Do the impacts of early experiences of hunger affect our behavior, thoughts, and feelings today?

This 2015 worldwide human study Hunger promotes acquisition of nonfood objects found that people’s current degree of hungriness affected their propensity to acquire nonfood items.

The researchers admitted that they didn’t demonstrate cause and effect with the five experiments they performed, although the findings had merit. News articles poked good-natured fun at the findings with headlines such as “Why Hungry People Want More Binder Clips.”

The research caught my eye with these statements:

“Hunger’s influence extends beyond food consumption to the acquisition of nonfood items that cannot satisfy the underlying need.

We conclude that a basic biologically based motivation can affect substantively unrelated behaviors that cannot satisfy the motivation.”

The concept of the quotes relates to a principle of Dr. Arthur Janov’s Primal Therapy – symbolic satisfaction of needs.

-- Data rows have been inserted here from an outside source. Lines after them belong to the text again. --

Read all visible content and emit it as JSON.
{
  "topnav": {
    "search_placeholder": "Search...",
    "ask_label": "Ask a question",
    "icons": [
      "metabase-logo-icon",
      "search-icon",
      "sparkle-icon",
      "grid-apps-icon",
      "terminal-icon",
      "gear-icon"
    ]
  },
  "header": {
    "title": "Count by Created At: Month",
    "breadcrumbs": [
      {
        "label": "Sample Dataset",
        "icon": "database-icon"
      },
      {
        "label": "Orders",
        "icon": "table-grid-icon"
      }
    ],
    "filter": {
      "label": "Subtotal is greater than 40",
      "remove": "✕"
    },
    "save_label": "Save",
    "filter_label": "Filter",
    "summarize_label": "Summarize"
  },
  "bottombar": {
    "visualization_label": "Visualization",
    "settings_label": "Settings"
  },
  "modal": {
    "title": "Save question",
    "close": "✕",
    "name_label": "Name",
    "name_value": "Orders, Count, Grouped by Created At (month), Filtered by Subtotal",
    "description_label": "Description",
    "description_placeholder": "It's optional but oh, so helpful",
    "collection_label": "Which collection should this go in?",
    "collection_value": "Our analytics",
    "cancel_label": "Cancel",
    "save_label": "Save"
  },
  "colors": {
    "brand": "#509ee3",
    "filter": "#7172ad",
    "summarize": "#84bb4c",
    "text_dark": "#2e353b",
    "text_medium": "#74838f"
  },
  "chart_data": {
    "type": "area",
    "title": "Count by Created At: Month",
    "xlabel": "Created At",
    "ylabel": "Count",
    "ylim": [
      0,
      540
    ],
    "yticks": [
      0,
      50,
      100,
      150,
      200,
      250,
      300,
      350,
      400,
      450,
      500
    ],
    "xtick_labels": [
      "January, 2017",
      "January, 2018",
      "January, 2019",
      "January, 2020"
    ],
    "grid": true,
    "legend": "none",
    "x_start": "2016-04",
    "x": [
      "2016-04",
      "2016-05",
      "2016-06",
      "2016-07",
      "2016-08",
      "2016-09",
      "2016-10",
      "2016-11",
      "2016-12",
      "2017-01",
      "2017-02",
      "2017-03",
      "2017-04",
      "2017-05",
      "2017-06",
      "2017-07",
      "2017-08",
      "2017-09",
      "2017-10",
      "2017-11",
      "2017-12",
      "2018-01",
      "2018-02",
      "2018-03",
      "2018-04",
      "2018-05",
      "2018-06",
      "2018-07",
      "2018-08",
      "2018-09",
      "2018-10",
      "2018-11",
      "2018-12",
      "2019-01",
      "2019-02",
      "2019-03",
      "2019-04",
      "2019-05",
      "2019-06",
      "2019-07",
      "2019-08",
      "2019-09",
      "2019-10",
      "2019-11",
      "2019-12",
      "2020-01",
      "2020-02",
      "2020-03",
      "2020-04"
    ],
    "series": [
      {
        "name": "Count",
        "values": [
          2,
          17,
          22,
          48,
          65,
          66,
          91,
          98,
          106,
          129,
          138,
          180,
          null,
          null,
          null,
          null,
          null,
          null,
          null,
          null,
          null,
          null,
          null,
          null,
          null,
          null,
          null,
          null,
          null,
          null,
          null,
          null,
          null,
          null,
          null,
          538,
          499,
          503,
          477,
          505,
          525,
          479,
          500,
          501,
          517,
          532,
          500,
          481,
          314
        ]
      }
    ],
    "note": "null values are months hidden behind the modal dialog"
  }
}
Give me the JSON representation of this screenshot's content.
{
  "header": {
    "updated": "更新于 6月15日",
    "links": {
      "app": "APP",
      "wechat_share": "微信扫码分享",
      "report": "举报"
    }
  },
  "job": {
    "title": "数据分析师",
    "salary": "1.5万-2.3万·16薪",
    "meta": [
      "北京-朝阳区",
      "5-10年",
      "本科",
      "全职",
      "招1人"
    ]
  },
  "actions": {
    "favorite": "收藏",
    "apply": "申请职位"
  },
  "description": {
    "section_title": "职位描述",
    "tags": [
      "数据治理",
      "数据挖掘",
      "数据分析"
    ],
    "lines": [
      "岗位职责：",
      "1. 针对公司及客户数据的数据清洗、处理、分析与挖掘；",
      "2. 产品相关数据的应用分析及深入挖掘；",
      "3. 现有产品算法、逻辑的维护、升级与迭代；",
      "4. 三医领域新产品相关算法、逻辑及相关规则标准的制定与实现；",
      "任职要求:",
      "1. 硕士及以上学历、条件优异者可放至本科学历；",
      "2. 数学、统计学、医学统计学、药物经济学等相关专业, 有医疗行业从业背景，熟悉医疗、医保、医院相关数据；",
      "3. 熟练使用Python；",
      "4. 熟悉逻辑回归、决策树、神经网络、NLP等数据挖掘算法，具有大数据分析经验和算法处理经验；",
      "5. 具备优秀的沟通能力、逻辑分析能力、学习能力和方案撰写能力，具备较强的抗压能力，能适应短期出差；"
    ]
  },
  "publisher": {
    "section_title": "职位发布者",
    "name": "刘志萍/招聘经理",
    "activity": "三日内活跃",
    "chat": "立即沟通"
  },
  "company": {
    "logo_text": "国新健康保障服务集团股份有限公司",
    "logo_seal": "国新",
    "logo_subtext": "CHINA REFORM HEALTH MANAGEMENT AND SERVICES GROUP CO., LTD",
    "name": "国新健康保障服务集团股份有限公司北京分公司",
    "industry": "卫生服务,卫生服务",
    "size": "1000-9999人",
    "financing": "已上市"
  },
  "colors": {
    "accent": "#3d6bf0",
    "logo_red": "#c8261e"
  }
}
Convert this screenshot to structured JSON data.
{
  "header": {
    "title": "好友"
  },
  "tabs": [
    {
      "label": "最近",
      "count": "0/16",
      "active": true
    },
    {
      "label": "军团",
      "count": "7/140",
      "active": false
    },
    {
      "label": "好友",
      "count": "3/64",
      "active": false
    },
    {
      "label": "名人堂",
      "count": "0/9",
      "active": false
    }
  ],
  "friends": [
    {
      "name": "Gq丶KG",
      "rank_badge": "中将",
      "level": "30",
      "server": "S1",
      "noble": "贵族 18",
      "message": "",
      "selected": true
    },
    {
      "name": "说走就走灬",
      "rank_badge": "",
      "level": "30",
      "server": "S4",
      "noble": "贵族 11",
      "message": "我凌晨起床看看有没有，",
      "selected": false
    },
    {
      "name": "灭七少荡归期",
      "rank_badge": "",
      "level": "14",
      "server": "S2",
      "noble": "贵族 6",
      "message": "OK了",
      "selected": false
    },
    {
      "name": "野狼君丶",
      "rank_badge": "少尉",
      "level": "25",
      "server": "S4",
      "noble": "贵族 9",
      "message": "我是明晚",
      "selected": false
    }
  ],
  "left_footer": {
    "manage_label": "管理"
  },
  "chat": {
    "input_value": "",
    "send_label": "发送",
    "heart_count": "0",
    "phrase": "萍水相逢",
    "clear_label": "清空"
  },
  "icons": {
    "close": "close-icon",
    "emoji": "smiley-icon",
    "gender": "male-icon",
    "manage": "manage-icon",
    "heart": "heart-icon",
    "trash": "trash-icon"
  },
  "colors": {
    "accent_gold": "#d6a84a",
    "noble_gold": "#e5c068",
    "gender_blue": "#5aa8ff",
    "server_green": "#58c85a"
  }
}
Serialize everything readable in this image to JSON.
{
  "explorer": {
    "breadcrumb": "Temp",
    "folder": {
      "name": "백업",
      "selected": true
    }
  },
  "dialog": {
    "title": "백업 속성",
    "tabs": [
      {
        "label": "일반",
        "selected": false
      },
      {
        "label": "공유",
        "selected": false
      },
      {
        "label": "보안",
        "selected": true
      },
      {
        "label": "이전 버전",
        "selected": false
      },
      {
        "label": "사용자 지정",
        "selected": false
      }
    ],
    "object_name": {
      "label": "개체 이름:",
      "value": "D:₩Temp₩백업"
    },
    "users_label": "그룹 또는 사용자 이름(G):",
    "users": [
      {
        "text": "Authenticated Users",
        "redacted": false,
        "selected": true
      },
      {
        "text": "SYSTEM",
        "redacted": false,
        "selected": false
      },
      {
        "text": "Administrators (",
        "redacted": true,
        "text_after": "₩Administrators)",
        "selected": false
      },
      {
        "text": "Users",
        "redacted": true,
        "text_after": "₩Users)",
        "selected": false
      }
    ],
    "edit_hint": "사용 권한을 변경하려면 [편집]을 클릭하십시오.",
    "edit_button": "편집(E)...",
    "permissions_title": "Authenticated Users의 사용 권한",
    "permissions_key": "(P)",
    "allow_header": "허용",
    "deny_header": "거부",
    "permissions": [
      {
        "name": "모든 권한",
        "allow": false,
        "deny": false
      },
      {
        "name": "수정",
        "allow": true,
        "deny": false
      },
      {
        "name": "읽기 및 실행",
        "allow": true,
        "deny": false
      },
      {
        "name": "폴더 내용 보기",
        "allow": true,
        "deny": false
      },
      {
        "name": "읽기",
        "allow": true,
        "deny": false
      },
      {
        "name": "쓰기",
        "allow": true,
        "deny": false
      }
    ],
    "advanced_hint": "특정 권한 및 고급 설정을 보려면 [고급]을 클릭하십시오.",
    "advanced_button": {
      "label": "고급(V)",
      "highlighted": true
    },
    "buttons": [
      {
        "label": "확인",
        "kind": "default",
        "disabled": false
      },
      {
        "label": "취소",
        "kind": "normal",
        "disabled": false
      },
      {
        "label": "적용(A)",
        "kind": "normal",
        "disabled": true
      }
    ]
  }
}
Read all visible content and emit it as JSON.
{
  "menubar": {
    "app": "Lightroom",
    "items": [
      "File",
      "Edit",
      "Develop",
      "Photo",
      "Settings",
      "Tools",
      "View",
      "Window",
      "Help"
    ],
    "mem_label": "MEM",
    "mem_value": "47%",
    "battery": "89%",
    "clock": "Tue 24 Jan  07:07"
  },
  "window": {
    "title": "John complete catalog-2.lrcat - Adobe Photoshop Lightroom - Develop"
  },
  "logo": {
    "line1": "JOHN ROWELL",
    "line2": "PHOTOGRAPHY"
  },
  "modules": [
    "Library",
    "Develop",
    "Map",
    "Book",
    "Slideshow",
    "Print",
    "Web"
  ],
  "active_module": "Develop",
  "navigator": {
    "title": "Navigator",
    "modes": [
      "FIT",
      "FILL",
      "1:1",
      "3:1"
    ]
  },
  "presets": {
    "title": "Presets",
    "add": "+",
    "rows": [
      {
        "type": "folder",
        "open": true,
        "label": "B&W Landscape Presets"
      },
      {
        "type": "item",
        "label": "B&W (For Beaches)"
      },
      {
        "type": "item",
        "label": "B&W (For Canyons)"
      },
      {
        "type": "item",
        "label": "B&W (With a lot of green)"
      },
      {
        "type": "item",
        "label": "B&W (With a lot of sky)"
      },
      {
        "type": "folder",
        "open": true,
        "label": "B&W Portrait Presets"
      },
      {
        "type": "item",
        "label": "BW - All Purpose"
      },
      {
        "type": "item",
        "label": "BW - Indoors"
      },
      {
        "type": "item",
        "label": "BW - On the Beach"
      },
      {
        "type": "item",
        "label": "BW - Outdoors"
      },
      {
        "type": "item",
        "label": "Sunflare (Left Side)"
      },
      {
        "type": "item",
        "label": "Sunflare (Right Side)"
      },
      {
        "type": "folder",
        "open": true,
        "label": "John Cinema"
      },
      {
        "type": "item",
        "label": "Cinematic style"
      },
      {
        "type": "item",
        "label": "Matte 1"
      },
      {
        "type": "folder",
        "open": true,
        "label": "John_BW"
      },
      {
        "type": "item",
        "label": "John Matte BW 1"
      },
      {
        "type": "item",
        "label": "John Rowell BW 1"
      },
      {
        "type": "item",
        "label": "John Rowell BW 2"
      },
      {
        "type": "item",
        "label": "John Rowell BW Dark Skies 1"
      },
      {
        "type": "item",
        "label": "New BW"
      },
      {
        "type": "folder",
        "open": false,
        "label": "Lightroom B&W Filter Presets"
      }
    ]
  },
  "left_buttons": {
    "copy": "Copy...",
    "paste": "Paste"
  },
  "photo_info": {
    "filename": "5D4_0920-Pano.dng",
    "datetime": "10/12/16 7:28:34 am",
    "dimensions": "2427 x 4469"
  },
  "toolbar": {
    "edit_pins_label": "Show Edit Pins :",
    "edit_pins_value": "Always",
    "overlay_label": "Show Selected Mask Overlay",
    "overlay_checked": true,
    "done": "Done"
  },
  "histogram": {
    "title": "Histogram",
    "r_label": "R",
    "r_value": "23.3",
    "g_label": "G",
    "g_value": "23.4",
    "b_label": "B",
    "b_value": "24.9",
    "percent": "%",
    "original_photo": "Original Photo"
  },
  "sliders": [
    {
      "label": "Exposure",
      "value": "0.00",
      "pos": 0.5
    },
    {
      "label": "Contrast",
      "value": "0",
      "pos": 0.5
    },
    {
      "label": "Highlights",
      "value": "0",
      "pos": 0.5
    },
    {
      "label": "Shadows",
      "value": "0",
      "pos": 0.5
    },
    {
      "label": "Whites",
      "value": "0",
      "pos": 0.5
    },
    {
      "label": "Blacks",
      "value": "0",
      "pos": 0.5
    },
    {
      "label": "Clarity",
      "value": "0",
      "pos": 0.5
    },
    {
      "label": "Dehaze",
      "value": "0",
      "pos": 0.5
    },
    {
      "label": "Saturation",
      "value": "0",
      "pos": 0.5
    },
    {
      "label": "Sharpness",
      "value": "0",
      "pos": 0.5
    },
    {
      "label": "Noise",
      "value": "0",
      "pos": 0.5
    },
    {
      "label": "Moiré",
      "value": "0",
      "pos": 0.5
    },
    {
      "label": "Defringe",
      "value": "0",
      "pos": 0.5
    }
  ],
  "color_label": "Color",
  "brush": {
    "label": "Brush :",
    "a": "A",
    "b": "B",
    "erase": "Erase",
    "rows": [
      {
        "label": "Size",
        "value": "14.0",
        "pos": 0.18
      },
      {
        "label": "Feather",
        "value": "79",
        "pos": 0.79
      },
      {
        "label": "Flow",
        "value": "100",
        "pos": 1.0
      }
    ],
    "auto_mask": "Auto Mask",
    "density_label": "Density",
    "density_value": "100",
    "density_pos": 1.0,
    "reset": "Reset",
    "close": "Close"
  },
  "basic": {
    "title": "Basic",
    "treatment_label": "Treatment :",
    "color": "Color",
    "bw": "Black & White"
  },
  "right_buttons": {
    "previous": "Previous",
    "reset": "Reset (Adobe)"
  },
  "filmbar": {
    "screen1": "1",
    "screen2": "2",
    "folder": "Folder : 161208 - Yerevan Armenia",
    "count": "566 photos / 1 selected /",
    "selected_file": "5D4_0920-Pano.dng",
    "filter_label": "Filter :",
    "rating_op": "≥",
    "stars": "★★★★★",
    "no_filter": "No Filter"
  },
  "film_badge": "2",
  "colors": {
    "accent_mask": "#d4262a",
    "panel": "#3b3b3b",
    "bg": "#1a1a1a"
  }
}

I stated two fundamentals of Primal Therapy in An agenda-driven study on beliefs, smoking and addiction that found nothing of substance:

  1. The physiological impacts of our early unmet needs drive our behavior, thoughts, and feelings.
  2. The painful impacts of our unfulfilled needs impel us to be constantly vigilant for some way to fulfill them.

Corollary principles of Primal Therapy are:

  • Our present efforts to fulfill our early unmet needs will seldom be satisfying. It’s too late.
  • We acquire substitutes now for what we really needed back then.
  • Acquiring these symbols of our early unmet needs may, at best, temporarily satisfy derivative needs.

But the symbolic satisfaction of derived needs – the symptoms – never resolves the impacts of early unfulfilled needs – the motivating causes:

  • We repeat the acquisition behavior, and get caught in a circle of acting out our feelings and impulses driven by these conditions.
  • The unconscious act-outs become sources of misery both to us and to the people around us.

In his book “Primal Healing” Dr. Arthur Janov gives two examples of critical periods only during which early needs can be satisfied:

  1. Being touched in the first months of life is crucial to a child’s development. The lack of close contact after the age of 5 wouldn’t have the same effect.
  2. Conversely, the need for praise at 6 months of age may not be essential, but it’s crucial for children at age 5.

As this study’s finding showed, there’s every reason for us to want researchers to provide a factual blueprint of causes for our hunger sensation effects, such as “unrelated behaviors that cannot satisfy the motivation.”

Why not start with hunger research? Objectives of the research should include answering:

  • What enduring physiological changes occurred as a result of past hunger?
  • How do these changes affect the subjects’ present behaviors, thoughts, and feelings?

Hunger research that would likely provide causal evidence for the effect of why people acquire “items that cannot satisfy the underlying need” should include studying where to start the timelines for the impacts of hunger. The impacts would potentially go back at least to infancy when we were completely dependent on our caregivers.

Infants can’t get up to go to the refrigerator to satisfy their hunger. All a hungry infant can do is call attention to their need, and feel pain from the deprivation of their need.

Is infancy far back enough, though, to understand the beginnings of potential impacts of hunger? The Non-PC alert: Treating the mother’s obesity symptoms positively affects the post-surgery offspring study referenced an older study of how the hunger of mothers-to-be had lifelong ill effects for the fetuses they carried during the Dutch hunger winter of 1944. The exposed children had epigenetic DNA changes from their mothers’ starvation, which resulted in relative obesity compared with their unexposed siblings.